Commentary|Videos|April 3, 2026

Molecular End Points Poised to Transform Myeloma Drug Approval: Nicholas Richardson, DO, MPH

Fact checked by: Rose McNulty

The FDA proposes MRD negativity as an accelerated approval end point to speed access to novel myeloma therapies, says Nick Richardson, DO, MPH.

In January, the FDA released draft guidance proposing minimal residual disease (MRD) negativity and complete response as primary end points to support accelerated approval of drugs for multiple myeloma, a move intended to speed access to therapies that have already meaningfully extended patient survival. At that time, The American Journal of Managed Care® spoke to Nicholas Richardson, DO, MPH, vice president of clinical development at Precision for Medicine and former FDA deputy director for the Division of Hematologic Malignancies, about the proposed guidance. He offered clarification about the use of MRD and MRD-negative status as FDA end points for faster multiple myeloma approval.

Under the framework, MRD negativity is defined as fewer than 1 myeloma cell per 1 million bone marrow cells, assessed by flow cytometry or sequencing following a complete response. Richardson explained that MRD functions as an intermediate clinical end point—reasonably likely to predict clinical benefit—rather than a validated surrogate, which carries a higher evidentiary bar. Accordingly, the guidance is scoped narrowly to regulatory decision-making for accelerated approval and does not address individual treatment decisions or maintenance settings.

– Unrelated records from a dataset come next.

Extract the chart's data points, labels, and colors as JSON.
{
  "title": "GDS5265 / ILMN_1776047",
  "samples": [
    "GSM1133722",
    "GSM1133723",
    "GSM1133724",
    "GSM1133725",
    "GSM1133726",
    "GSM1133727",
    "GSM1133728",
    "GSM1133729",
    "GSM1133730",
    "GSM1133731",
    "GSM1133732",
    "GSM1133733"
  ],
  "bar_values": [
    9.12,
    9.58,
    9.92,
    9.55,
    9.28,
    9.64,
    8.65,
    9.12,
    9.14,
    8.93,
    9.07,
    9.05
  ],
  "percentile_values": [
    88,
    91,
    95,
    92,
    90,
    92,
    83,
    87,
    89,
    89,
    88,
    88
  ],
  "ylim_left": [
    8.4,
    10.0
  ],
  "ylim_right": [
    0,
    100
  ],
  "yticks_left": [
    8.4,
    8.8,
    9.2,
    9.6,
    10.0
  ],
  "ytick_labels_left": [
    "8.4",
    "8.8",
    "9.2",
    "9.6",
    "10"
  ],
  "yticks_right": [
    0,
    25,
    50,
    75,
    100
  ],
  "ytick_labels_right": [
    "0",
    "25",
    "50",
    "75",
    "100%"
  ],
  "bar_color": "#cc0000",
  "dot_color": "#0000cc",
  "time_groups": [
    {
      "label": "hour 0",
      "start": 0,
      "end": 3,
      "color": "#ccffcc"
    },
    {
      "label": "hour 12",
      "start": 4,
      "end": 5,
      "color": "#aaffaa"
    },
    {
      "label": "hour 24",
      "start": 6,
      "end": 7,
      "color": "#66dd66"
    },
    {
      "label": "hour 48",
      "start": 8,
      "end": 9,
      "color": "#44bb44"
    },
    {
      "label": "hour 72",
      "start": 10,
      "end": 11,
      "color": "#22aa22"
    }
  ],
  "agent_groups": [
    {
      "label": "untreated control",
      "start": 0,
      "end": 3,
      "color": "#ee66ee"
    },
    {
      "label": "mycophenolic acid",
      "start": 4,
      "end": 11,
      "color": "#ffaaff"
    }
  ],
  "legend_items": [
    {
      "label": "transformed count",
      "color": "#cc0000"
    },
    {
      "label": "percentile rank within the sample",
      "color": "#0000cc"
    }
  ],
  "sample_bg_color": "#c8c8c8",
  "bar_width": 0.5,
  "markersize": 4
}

In this second part of that interview, Richardson explains that he sees MRD as a natural evolution of oncology’s existing regulatory toolkit. Because tumors do not shrink without intervention, response rate has long served as a reliable early signal of drug activity in multiple myeloma, supporting a decade of accelerated approvals and steady survival gains. MRD assessment adds molecular-level resolution to that picture.

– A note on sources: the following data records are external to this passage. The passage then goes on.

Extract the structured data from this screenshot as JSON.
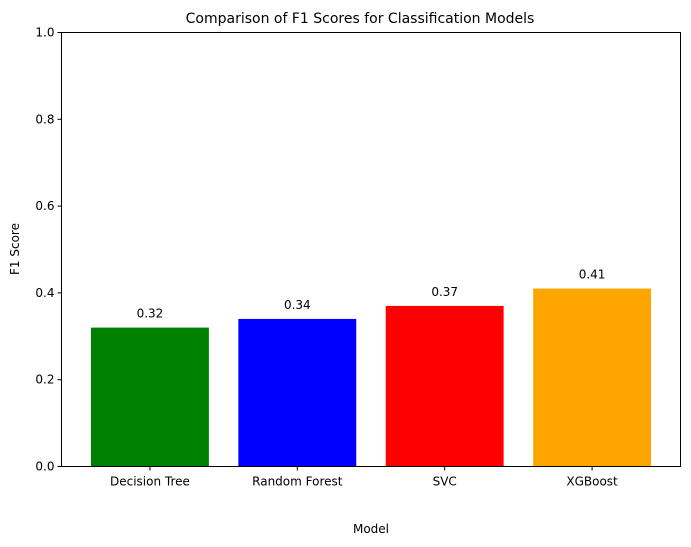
{
  "chart_data": {
    "type": "bar",
    "title": "Comparison of F1 Scores for Classification Models",
    "xlabel": "Model",
    "ylabel": "F1 Score",
    "categories": [
      "Decision Tree",
      "Random Forest",
      "SVC",
      "XGBoost"
    ],
    "values": [
      0.32,
      0.34,
      0.37,
      0.41
    ],
    "data_labels": [
      "0.32",
      "0.34",
      "0.37",
      "0.41"
    ],
    "colors": [
      "#008000",
      "#0000ff",
      "#ff0000",
      "#ffa500"
    ],
    "ylim": [
      0,
      1
    ],
    "yticks": [
      0.0,
      0.2,
      0.4,
      0.6,
      0.8,
      1.0
    ],
    "ytick_labels": [
      "0.0",
      "0.2",
      "0.4",
      "0.6",
      "0.8",
      "1.0"
    ],
    "grid": false,
    "legend": "none"
  }
}
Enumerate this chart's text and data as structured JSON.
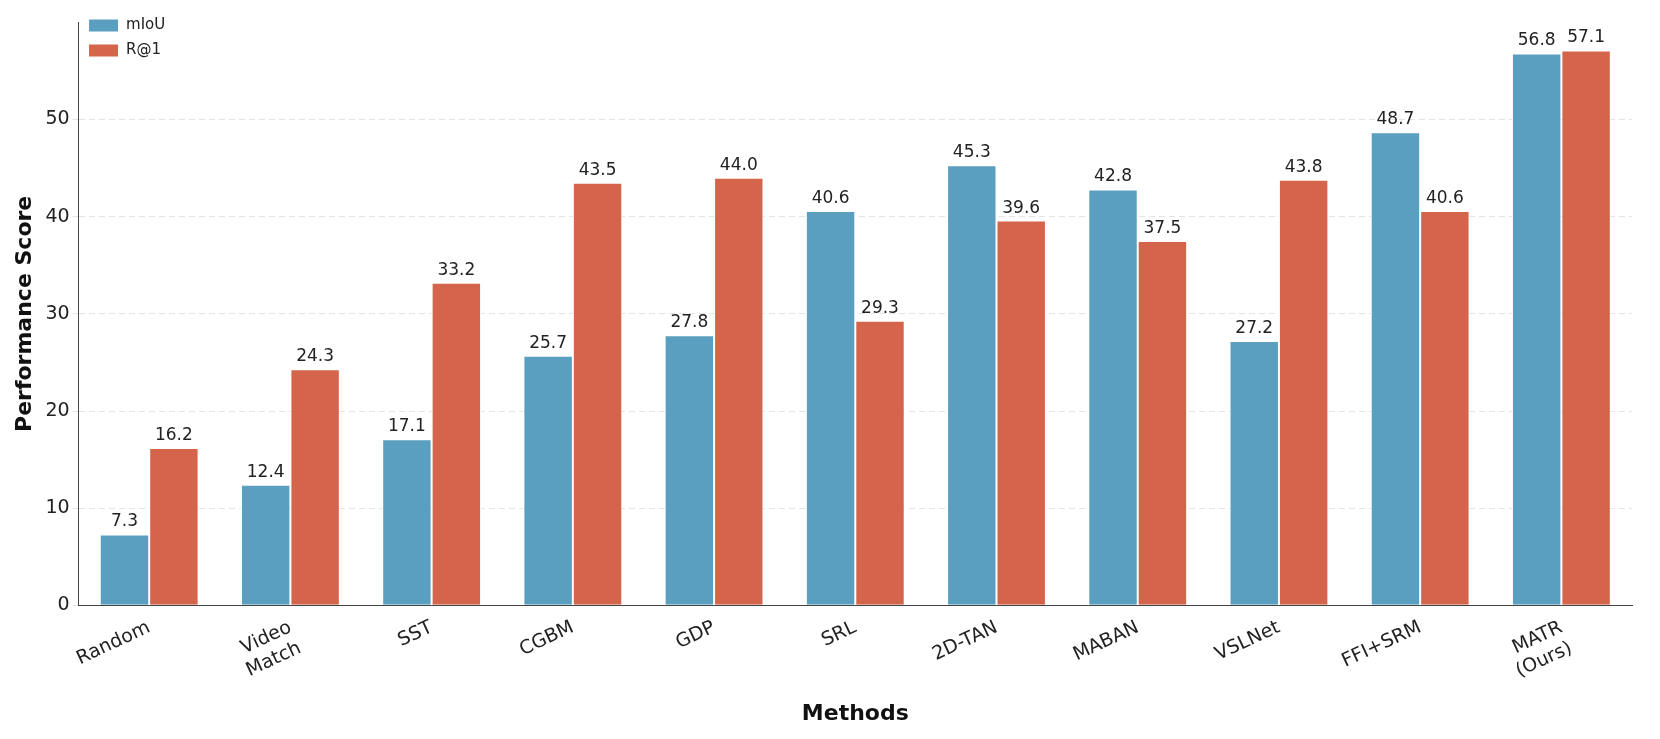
{
  "chart_data": {
    "type": "bar",
    "xlabel": "Methods",
    "ylabel": "Performance Score",
    "categories": [
      "Random",
      "Video\nMatch",
      "SST",
      "CGBM",
      "GDP",
      "SRL",
      "2D-TAN",
      "MABAN",
      "VSLNet",
      "FFI+SRM",
      "MATR\n(Ours)"
    ],
    "series": [
      {
        "name": "mIoU",
        "color": "#5a9fbf",
        "values": [
          7.3,
          12.4,
          17.1,
          25.7,
          27.8,
          40.6,
          45.3,
          42.8,
          27.2,
          48.7,
          56.8
        ],
        "value_labels": [
          "7.3",
          "12.4",
          "17.1",
          "25.7",
          "27.8",
          "40.6",
          "45.3",
          "42.8",
          "27.2",
          "48.7",
          "56.8"
        ]
      },
      {
        "name": "R@1",
        "color": "#d4654a",
        "values": [
          16.2,
          24.3,
          33.2,
          43.5,
          44.0,
          29.3,
          39.6,
          37.5,
          43.8,
          40.6,
          57.1
        ],
        "value_labels": [
          "16.2",
          "24.3",
          "33.2",
          "43.5",
          "44.0",
          "29.3",
          "39.6",
          "37.5",
          "43.8",
          "40.6",
          "57.1"
        ]
      }
    ],
    "ylim": [
      0,
      60
    ],
    "yticks": [
      0,
      10,
      20,
      30,
      40,
      50
    ],
    "grid": "y",
    "legend": "top left"
  }
}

“MRD is really well-positioned in multiple myeloma to support an early assessment of activity, leverage the accelerated approval program, and really afford access to new and novel therapies for patients with multiple myeloma,” Richardson said.

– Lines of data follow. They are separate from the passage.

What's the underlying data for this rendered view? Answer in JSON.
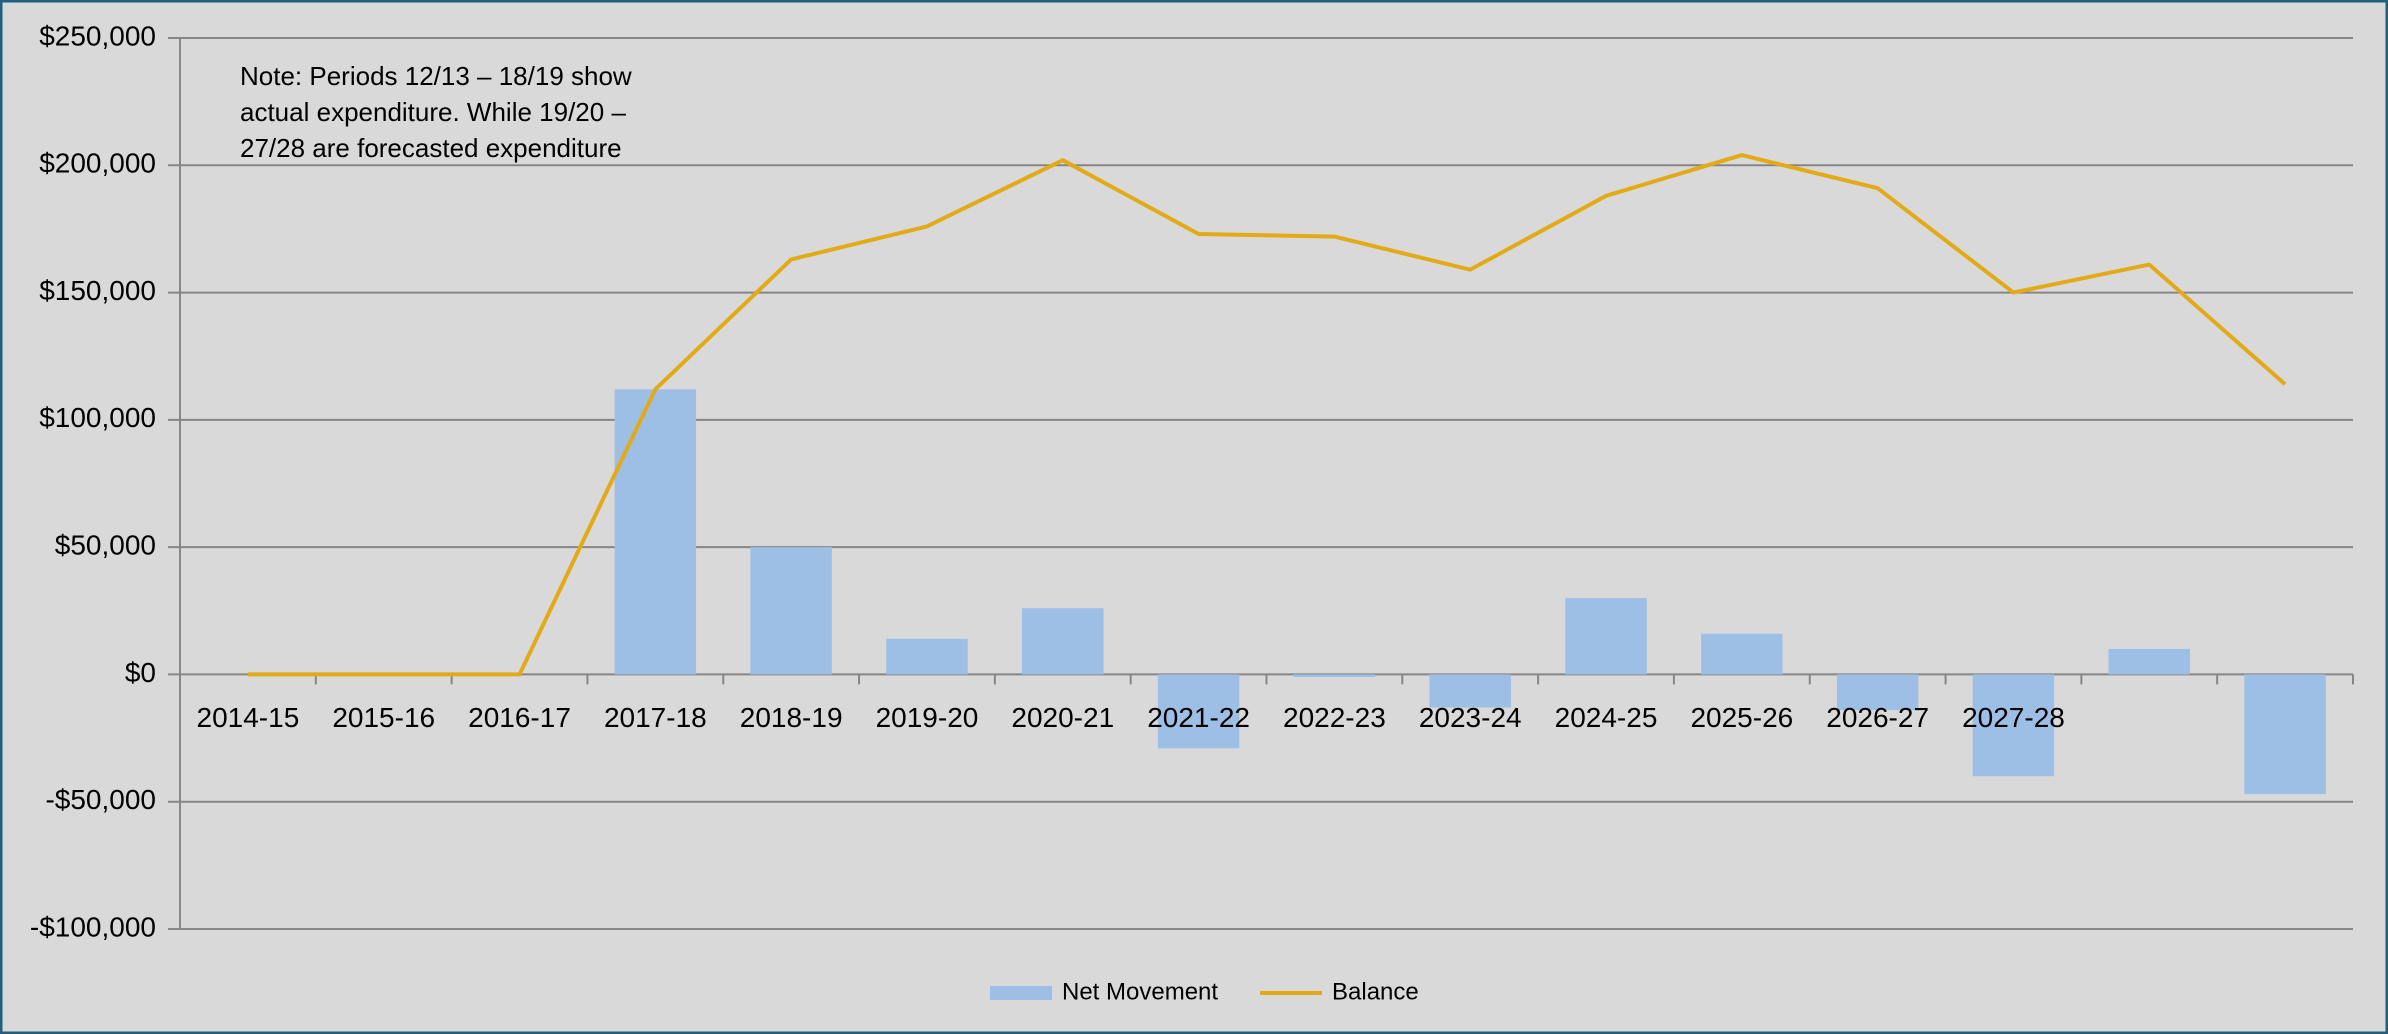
{
  "chart_data": {
    "type": "bar",
    "annotation": [
      "Note: Periods 12/13 – 18/19 show",
      "actual expenditure. While 19/20 –",
      "27/28 are forecasted  expenditure"
    ],
    "categories": [
      "2014-15",
      "2015-16",
      "2016-17",
      "2017-18",
      "2018-19",
      "2019-20",
      "2020-21",
      "2021-22",
      "2022-23",
      "2023-24",
      "2024-25",
      "2025-26",
      "2026-27",
      "2027-28",
      null,
      null
    ],
    "series": [
      {
        "name": "Net Movement",
        "type": "bar",
        "color": "#9dbfe6",
        "values": [
          0,
          0,
          0,
          112000,
          50000,
          14000,
          26000,
          -29000,
          -1000,
          -13000,
          30000,
          16000,
          -14000,
          -40000,
          10000,
          -47000
        ]
      },
      {
        "name": "Balance",
        "type": "line",
        "color": "#e2aa16",
        "values": [
          0,
          0,
          0,
          112000,
          163000,
          176000,
          202000,
          173000,
          172000,
          159000,
          188000,
          204000,
          191000,
          150000,
          161000,
          114000
        ]
      }
    ],
    "ylim": [
      -100000,
      250000
    ],
    "yticks": [
      {
        "value": -100000,
        "label": "-$100,000"
      },
      {
        "value": -50000,
        "label": "-$50,000"
      },
      {
        "value": 0,
        "label": "$0"
      },
      {
        "value": 50000,
        "label": "$50,000"
      },
      {
        "value": 100000,
        "label": "$100,000"
      },
      {
        "value": 150000,
        "label": "$150,000"
      },
      {
        "value": 200000,
        "label": "$200,000"
      },
      {
        "value": 250000,
        "label": "$250,000"
      }
    ],
    "grid": true,
    "legend": "bottom"
  }
}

The guidance, developed collaboratively across 4 FDA centers, sets rigorous trial design expectations: Randomized studies are preferred over single-arm designs and requirements include robust data collection, predefined statistical analyses, standardized bone marrow aspirate assessments to minimize bias, and full enrollment prior to end point analysis. Although not yet legally binding, the recommendations signal the agency's direction.

Public comment was open through March 23, 2026.